Is the essential histone variant H2A.Z an oncohistone or a tumour suppressor? (#24)

David Tremethick 1 , Jane Benoit 2 , Yasmin Dijkwel 1 , Jonathan Dennis 2
  1. John Curtin School of Medical Research, Canberra, ACT, Australia
  2. FSU Department of Biological Science, Tallahassee,

During the emergence of multicellular eukaryotes, genomes evolved to become organizationally and informationally more complex. This required more sophisticated chromatin-based mechanisms to regulate patterns of gene expression, and we and others have shown that the histone variant H2A.Z underpins many of these evolved chromatin functions. We investigated the oncogenic role of H2A.Z by inhibiting its expression in a human metastatic breast model system before transplanting these cells into immunodeficient mice. Unexpectedly, cellular proliferation, colony formation, and cell migration were stimulated by the loss of H2A.Z in vitro. Significantly, the injection of these H2A.Z-depleted breast cancer cells into nude mice yielded tumors that were more aggressive compared with control cells. This is explained by the observation that in the absence of H2A.Z, the cancer-specific gene expression pathways involving c-Myc were activated in vitro, and these same pathways remained active in all tumours. Remarkably, these cancer pathways remained activated despite the subsequent reactivation of H2A.Z expression during tumour formation. This observation is consistent with the role of H2A.Z in cellular epigenetic memory. We found that H2A.Z recruits HP1b to c-Myc target genes in breast cancer cells to inhibit their gene expression.

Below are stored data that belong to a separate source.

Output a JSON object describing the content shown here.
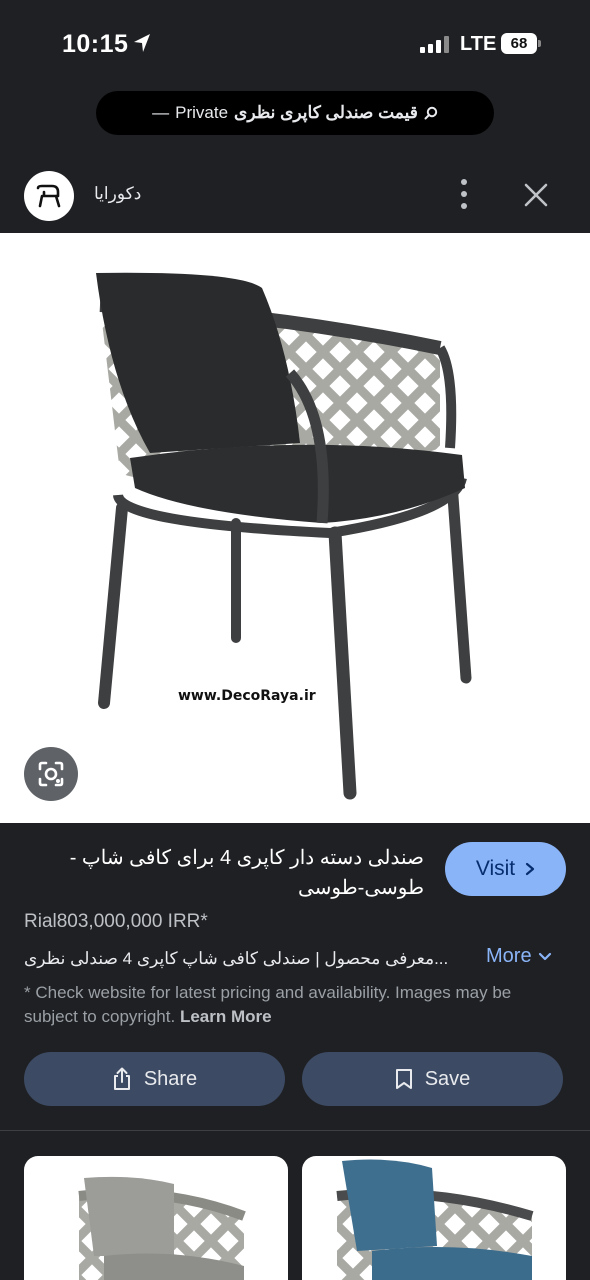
{
  "status_bar": {
    "time": "10:15",
    "network": "LTE",
    "battery": "68"
  },
  "search_pill": {
    "query": "قیمت صندلی کاپری نظری",
    "mode": "Private",
    "separator": "—"
  },
  "source": {
    "name": "دکورایا"
  },
  "image": {
    "watermark": "www.DecoRaya.ir"
  },
  "product": {
    "title": "صندلی دسته دار کاپری 4 برای کافی شاپ - طوسی-طوسی",
    "price": "Rial803,000,000 IRR*",
    "description": "...معرفی محصول | صندلی کافی شاپ کاپری 4 صندلی نظری",
    "more_label": "More",
    "visit_label": "Visit",
    "disclaimer": "* Check website for latest pricing and availability. Images may be subject to copyright.",
    "learn_more": "Learn More"
  },
  "actions": {
    "share_label": "Share",
    "save_label": "Save"
  },
  "colors": {
    "background": "#1f2023",
    "accent": "#8ab4f8",
    "action_button": "#3c4a63"
  }
}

Finally, we employed a differential MNase approach to determine the sensitivity of a nucleosome to MNase digestion as a measure of chromatin accessibility at Pol II promoters. Remarkably, a feature of H2A.Z-HP1-containing chromatin at repressed promoters is an increase rather than a decrease in MNase accessibility, suggesting that some degree of nucleosome unwrapping is required for the formation of repressed chromatin. Supporting this hypothesis, H2A.Z MNase-sensitive nucleosomes are found in repressed chromatin B compartments and subcompartments, which is disrupted upon the loss of H2A.Z. Taken together, our data challenge the view that H2A.Z is an oncohistone, but rather cooperates with HP1b to reduce the expression of genes required for tumor formation.